The facility managers reached out to their go-to architectural woodworking company, Century Woodworking. They knew—from previous projects we’d done with them—we had the knowledge and experience to provide custom millwork, doors, and windows for historical restoration projects. The facility managers asked us to remove the old door and install a white oak replacement that would have the same gothic arches and leaded glass as the original.
Custom Woodworking Replicates Historical Look and Feel of Gothic Style Door
Gothic arched doors can be difficult to replicate. Creating the refined shape of arches like these requires the expertise of a skilled woodworker. In addition, any disturbance of the original masonry can cause the shape of the arch to shift, which could impact how the door fits into the frame. The property manager wanted to ensure the door would be replaced without any structural damage to the rest of the wall.
To prevent this disturbance, Century Woodworking used hard templates to obtain the exact dimensions of the doorway. Hard templating involves removing the existing door and making a plywood template of the masonry opening. Our field manager created the template onsite and then sent it on to our draftsmen, who were able to duplicate the representation of the gothic arched door in white oak.

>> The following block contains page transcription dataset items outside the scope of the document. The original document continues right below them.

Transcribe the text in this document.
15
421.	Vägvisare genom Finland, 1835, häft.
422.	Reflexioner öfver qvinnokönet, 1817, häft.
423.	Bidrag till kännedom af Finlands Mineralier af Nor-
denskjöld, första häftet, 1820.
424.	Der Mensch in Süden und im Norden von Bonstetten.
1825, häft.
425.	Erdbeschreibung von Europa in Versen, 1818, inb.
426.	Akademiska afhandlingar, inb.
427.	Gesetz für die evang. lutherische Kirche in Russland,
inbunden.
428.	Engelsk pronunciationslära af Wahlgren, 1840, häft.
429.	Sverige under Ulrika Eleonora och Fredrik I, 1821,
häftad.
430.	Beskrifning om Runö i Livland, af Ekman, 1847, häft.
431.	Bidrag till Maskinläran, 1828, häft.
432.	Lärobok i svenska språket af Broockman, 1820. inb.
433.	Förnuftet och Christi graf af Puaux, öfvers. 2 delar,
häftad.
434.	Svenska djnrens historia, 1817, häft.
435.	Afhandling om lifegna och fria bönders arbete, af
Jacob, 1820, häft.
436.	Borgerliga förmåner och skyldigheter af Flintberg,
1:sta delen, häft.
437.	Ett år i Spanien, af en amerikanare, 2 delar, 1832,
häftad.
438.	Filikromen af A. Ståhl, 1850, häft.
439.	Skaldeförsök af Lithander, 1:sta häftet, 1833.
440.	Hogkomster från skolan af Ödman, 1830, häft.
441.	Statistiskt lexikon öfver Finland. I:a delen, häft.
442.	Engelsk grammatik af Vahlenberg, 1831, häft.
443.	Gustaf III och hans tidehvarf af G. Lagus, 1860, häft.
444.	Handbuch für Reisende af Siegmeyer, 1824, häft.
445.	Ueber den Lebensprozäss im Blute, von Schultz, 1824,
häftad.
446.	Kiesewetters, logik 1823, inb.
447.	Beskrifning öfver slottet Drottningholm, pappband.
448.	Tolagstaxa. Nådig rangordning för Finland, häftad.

White oak, a hardwood, has incredible wear resistance along with medium crushing and bending strength. We installed leaded glass windows to match the details of the rest of the historical Connecticut university building. Leaded glass is a feature often seen in windows on churches and other classic buildings.
Century Woodworking’s craftsmen expertly fabricated the white oak replacement door with gothic arches and leaded glass to the required specifications. We were then able to install the door without altering or damaging the existing masonry.